Suriname commits to ending modern slavery
June 20, 2019
On 3 June 2019, the Government of Suriname ratified ILO Protocol on Forced Labour, thereby becoming 4th country in Latin America to ratify the Protocol, and the 33rd worldwide.
Through the ratification of the Protocol, Suriname marks the ILO’s Centenary by expressing a strong commitment to tackle all forms of forced labour, including trafficking in persons. This ratification is also a crucial step towards the objective of the 50 for Freedom campaign to get the first 50 countries to ratify the Protocol.
The Forced Labour Protocol requires governments to adopt new measures designed to prevent all forms of forced labour, including trafficking in persons, to protect victims and guarantee them access to justice and compensation. According to the ILO, a total of 24.9 million people are victims of forced labour around the world, generating some US$150 billion a year in illicit profits. Victims are exploited in various sectors of the economy, such as agriculture, fishing, domestic work, construction, industry and mining. Forced labour takes different forms, including sexual exploitation, debt bondage and even trafficking in persons and slavery.
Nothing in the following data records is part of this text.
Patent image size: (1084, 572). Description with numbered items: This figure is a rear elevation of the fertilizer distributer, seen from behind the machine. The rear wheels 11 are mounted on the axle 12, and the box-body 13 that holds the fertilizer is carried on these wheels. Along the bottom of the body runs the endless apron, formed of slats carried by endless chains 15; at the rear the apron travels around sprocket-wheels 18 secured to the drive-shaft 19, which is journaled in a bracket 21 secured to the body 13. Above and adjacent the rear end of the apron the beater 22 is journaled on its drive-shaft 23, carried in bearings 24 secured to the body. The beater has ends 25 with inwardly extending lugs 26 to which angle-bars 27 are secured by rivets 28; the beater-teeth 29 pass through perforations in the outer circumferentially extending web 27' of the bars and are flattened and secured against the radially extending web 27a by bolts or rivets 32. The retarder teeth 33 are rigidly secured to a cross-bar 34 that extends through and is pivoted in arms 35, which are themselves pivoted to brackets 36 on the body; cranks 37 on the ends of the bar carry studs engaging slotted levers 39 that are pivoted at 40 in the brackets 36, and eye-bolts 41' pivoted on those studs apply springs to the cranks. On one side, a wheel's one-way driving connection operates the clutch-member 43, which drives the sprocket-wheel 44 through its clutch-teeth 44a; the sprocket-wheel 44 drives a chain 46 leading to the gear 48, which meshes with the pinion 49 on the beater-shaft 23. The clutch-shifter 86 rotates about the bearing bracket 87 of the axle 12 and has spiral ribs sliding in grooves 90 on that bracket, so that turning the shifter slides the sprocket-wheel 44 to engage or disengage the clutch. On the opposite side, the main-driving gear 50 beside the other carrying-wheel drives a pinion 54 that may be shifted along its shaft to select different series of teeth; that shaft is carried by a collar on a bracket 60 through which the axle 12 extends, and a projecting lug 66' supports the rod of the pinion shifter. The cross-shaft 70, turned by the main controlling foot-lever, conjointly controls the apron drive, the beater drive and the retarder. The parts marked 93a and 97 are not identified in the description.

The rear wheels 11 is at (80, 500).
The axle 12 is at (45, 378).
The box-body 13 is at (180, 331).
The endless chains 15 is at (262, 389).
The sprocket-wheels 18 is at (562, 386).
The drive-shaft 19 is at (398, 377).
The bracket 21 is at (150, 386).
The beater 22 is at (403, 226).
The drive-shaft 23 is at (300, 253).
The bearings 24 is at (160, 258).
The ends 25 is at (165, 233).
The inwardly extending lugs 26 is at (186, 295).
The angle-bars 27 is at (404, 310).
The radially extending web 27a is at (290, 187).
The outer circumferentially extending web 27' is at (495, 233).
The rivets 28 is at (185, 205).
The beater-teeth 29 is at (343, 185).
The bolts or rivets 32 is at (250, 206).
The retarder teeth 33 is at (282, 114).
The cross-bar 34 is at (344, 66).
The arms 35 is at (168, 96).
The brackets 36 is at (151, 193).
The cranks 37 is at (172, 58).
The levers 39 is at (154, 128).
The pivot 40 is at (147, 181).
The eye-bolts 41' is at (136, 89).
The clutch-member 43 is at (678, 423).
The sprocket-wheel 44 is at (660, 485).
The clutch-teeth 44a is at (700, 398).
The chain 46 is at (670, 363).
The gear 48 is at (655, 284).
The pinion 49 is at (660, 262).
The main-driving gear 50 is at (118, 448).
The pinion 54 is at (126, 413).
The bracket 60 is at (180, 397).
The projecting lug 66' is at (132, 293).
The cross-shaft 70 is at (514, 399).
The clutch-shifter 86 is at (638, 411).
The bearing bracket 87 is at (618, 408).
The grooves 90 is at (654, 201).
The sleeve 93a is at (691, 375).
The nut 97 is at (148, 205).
At the country level, Suriname has made significant efforts to combat trafficking in persons, by setting up a specialized Anti-Trafficking Unit responsible for investigating cases. This unit has already provided training courses on awareness, identification, and management of trafficking cases for several stakeholders in different regions of the country; it has also trained other specialized police units on the links between trafficking and other crimes. Moreover, the Criminal Code punishes trafficking in persons with penalties of up to nine years imprisonment. Suriname also took targeted actions to eliminate the worst forms of child labour, including through training of trainers, the implementation of a national child labour survey, and a National Action Plan on Child Labour, with the support of the CLEAR project.
By ratifying the Protocol, Suriname marks a crucial step towards the achievement of decent work and the delivering of the 2030 UN Sustainable Development Goals, in particular SDG target 8.7.